There was evidence this week, however, that many might not see it like this. NextDC (ASX: NXT) announced it had successfully raised $50 million at $1.75 a share to gain first mover advantage in the provision of these “data-centres” in Melbourne and Canberra. Its shares are now trading at $1.84 and its market cap is $174 million.
The placement was fully underwritten by brokers RBS Morgans and Moelis Australia (which means they’ll get the funds) but it’s notable that it represents almost 25 per cent of the issued capital.
This is a big risk for investors in a company that is not forecast to make a profit until the financial year 2014 (if then), by RBS Morgans’ analyst Nick Harris.
Each NextDC data centre is of the “co-located” variety, which means that it is simply a bunch of servers all bundled together into one warehouse. Pretty commoditised stuff.
It’s even more commoditised when you think that technology giants like Google, Microsoft and Apple are all putting their considerable muscle into building data centres around the world.
Harris values the stock at $2.01 by discounting its future cash flow forecasts. His big bull points include that it has “an independent national footprint” and “it is well funded”.
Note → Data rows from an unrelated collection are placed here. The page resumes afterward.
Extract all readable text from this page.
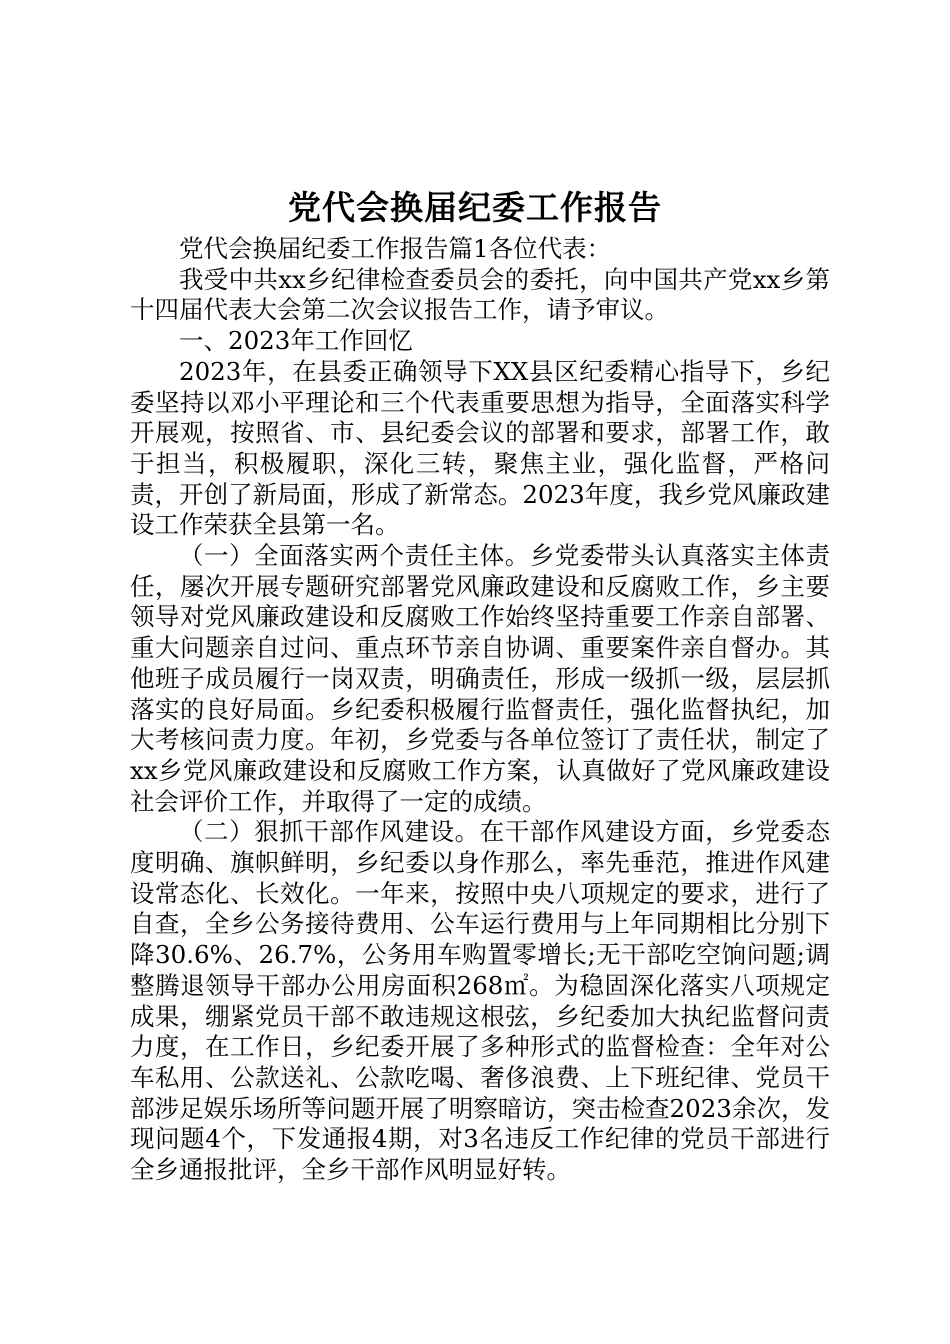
党代会换届纪委工作报告

党代会换届纪委工作报告篇1各位代表：

我受中共xx乡纪律检查委员会的委托，向中国共产党xx乡第十四届代表大会第二次会议报告工作，请予审议。

一、2023年工作回忆

2023年，在县委正确领导下XX县区纪委精心指导下，乡纪委坚持以邓小平理论和三个代表重要思想为指导，全面落实科学开展观，按照省、市、县纪委会议的部署和要求，部署工作，敢于担当，积极履职，深化三转，聚焦主业，强化监督，严格问责，开创了新局面，形成了新常态。2023年度，我乡党风廉政建设工作荣获全县第一名。

（一）全面落实两个责任主体。乡党委带头认真落实主体责任，屡次开展专题研究部署党风廉政建设和反腐败工作，乡主要领导对党风廉政建设和反腐败工作始终坚持重要工作亲自部署、重大问题亲自过问、重点环节亲自协调、重要案件亲自督办。其他班子成员履行一岗双责，明确责任，形成一级抓一级，层层抓落实的良好局面。乡纪委积极履行监督责任，强化监督执纪，加大考核问责力度。年初，乡党委与各单位签订了责任状，制定了xx乡党风廉政建设和反腐败工作方案，认真做好了党风廉政建设社会评价工作，并取得了一定的成绩。

（二）狠抓干部作风建设。在干部作风建设方面，乡党委态度明确、旗帜鲜明，乡纪委以身作那么，率先垂范，推进作风建设常态化、长效化。一年来，按照中央八项规定的要求，进行了自查，全乡公务接待费用、公车运行费用与上年同期相比分别下降30.6%、26.7%，公务用车购置零增长;无干部吃空饷问题;调整腾退领导干部办公用房面积268㎡。为稳固深化落实八项规定成果，绷紧党员干部不敢违规这根弦，乡纪委加大执纪监督问责力度，在工作日，乡纪委开展了多种形式的监督检查：全年对公车私用、公款送礼、公款吃喝、奢侈浪费、上下班纪律、党员干部涉足娱乐场所等问题开展了明察暗访，突击检查2023余次，发现问题4个，下发通报4期，对3名违反工作纪律的党员干部进行全乡通报批评，全乡干部作风明显好转。
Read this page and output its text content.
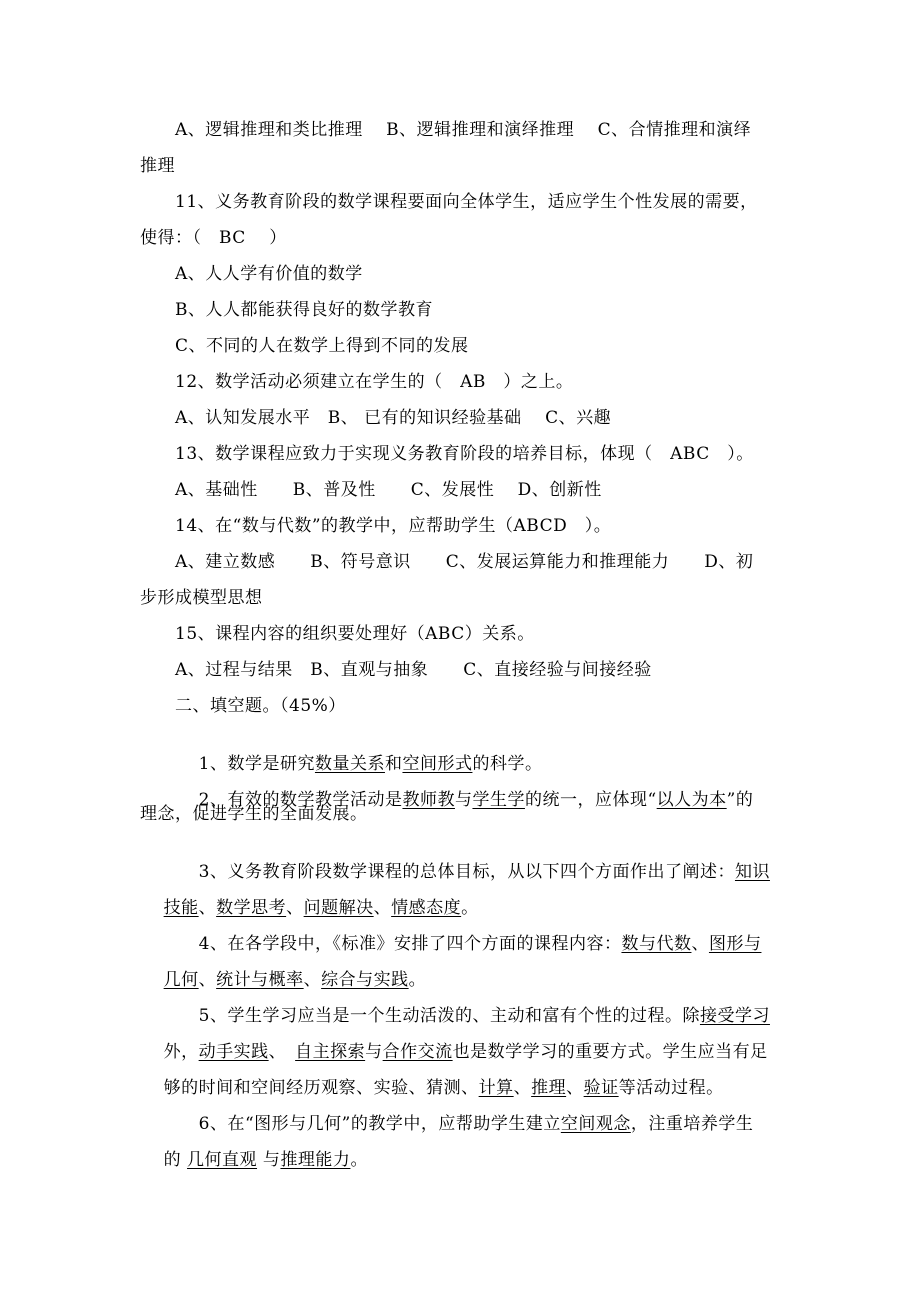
A、逻辑推理和类比推理　 B、逻辑推理和演绎推理　 C、合情推理和演绎
推理
11、义务教育阶段的数学课程要面向全体学生，适应学生个性发展的需要，
使得：（　BC　 ）
A、人人学有价值的数学
B、人人都能获得良好的数学教育
C、不同的人在数学上得到不同的发展
12、数学活动必须建立在学生的（　AB　）之上。
A、认知发展水平　B、 已有的知识经验基础　 C、兴趣
13、数学课程应致力于实现义务教育阶段的培养目标，体现（　ABC　）。
A、基础性　　B、普及性　　C、发展性　 D、创新性
14、在“数与代数”的教学中，应帮助学生（ABCD　）。
A、建立数感　　B、符号意识　　C、发展运算能力和推理能力　　D、初
步形成模型思想
15、课程内容的组织要处理好（ABC）关系。
A、过程与结果　B、直观与抽象　　C、直接经验与间接经验
二、填空题。（45%）

1、数学是研究数量关系和空间形式的科学。

2、有效的数学教学活动是教师教与学生学的统一，应体现“以人为本”的

理念，促进学生的全面发展。

3、义务教育阶段数学课程的总体目标，从以下四个方面作出了阐述：知识

技能、数学思考、问题解决、情感态度。

4、在各学段中，《标准》安排了四个方面的课程内容：数与代数、图形与

几何、统计与概率、综合与实践。

5、学生学习应当是一个生动活泼的、主动和富有个性的过程。除接受学习

外，动手实践、　自主探索与合作交流也是数学学习的重要方式。学生应当有足

够的时间和空间经历观察、实验、猜测、计算、推理、验证等活动过程。

6、在“图形与几何”的教学中，应帮助学生建立空间观念，注重培养学生

的 几何直观 与推理能力。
You can’t argue with either of those points, but one fundie summed up the group’s problem when he said that his company is paying $200 a year for back up from a US cloud, while such options in Australia cost $1300 a month.
Another cloud player – the other Macquarie
Elsewhere in the cloud we see more hope for investors in Macquarie Telecom – another data centre company, but one which has positive earnings growth and delivers a dividend, to boot.
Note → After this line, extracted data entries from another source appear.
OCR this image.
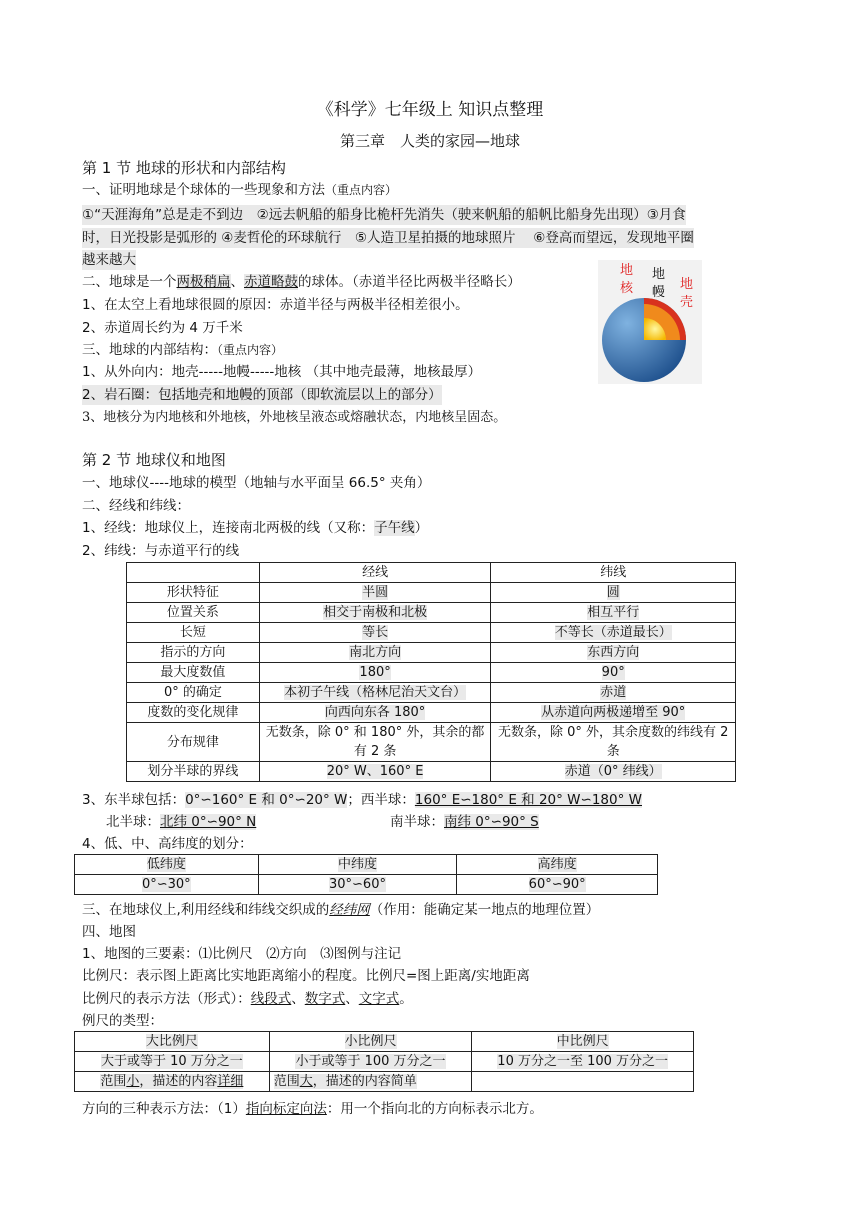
《科学》七年级上 知识点整理
第三章　人类的家园—地球
第 1 节 地球的形状和内部结构
一、证明地球是个球体的一些现象和方法（重点内容）
①“天涯海角”总是走不到边　②远去帆船的船身比桅杆先消失（驶来帆船的船帆比船身先出现）③月食
时，日光投影是弧形的 ④麦哲伦的环球航行　⑤人造卫星拍摄的地球照片　 ⑥登高而望远，发现地平圈
越来越大
二、地球是一个两极稍扁、赤道略鼓的球体。（赤道半径比两极半径略长）
1、在太空上看地球很圆的原因：赤道半径与两极半径相差很小。
2、赤道周长约为 4 万千米
三、地球的内部结构：（重点内容）
1、从外向内：地壳-----地幔-----地核 （其中地壳最薄，地核最厚）
2、岩石圈：包括地壳和地幔的顶部（即软流层以上的部分）
3、地核分为内地核和外地核，外地核呈液态或熔融状态，内地核呈固态。
地核
地幔
地壳
第 2 节 地球仪和地图
一、地球仪----地球的模型（地轴与水平面呈 66.5° 夹角）
二、经线和纬线：
1、经线：地球仪上，连接南北两极的线（又称：子午线）
2、纬线：与赤道平行的线
	经线	纬线
形状特征	半圆	圆
位置关系	相交于南极和北极	相互平行
长短	等长	不等长（赤道最长）
指示的方向	南北方向	东西方向
最大度数值	180°	90°
0° 的确定	本初子午线（格林尼治天文台）	赤道
度数的变化规律	向西向东各 180°	从赤道向两极递增至 90°
分布规律	无数条，除 0° 和 180° 外，其余的都有 2 条	无数条，除 0° 外，其余度数的纬线有 2 条
划分半球的界线	20° W、160° E	赤道（0° 纬线）
3、东半球包括：0°∽160° E 和 0°∽20° W；西半球：160° E∽180° E 和 20° W∽180° W
北半球：北纬 0°∽90° N	南半球：南纬 0°∽90° S
4、低、中、高纬度的划分：
低纬度	中纬度	高纬度
0°∽30°	30°∽60°	60°∽90°
三、在地球仪上,利用经线和纬线交织成的经纬网（作用：能确定某一地点的地理位置）
四、地图
1、地图的三要素：⑴比例尺　⑵方向　⑶图例与注记
比例尺：表示图上距离比实地距离缩小的程度。比例尺=图上距离/实地距离
比例尺的表示方法（形式）：线段式、数字式、文字式。
例尺的类型：
大比例尺	小比例尺	中比例尺
大于或等于 10 万分之一	小于或等于 100 万分之一	10 万分之一至 100 万分之一
范围小，描述的内容详细	范围大，描述的内容简单	
方向的三种表示方法：（1）指向标定向法：用一个指向北的方向标表示北方。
This company has been in the telco space since the early 90s, first as a reseller, and then in the aftermath of the tech-wreck in 2000 moving into data centres, or hosting. Macquarie bought a data centre near Sydney’s Central Station, and is busy building another in Sydney’s Macquarie Park for about $60 million.
Unlike Next DC, which is solely an infrastructure provider, Macquarie gives customers what it calls “managed services”.
Next DC provides the space to house its clients’ servers. Macquarie does this, but also looks after its clients’ IT needs. This extends to “business critical” services. According to founder Aidan Tudehope, about 20 per cent of its revenues come from hosting IT services for government departments. Organisations like ASIC and ASIO rely on Macquarie to ensure that their IT systems are operational at all times.
Its hosting business has increased revenues something like 30 per cent a year since its commencement. And being a predominantly fixed cost business, its revenue growth is magnified on the bottom line. It has increased EPS by 40 per cent between fiscal 2009 and 2010 and Bell Potter forecasts it to climb a further 60 per cent in fiscal 2011 to 80.5 cents, and then grow at more than 20 per cent a year over the next two financial years.
At $10.69 a share, this puts the company on a PE of just over 13 times. Bell Potter’s $13 price target is based on the 20 per cent discount that it trades to its telco peers.
In the IT world, the cloud is definitely more than vapour, and companies like Macquarie Telecom are trying to prove that it is also more than a bunch of servers in a warehouse.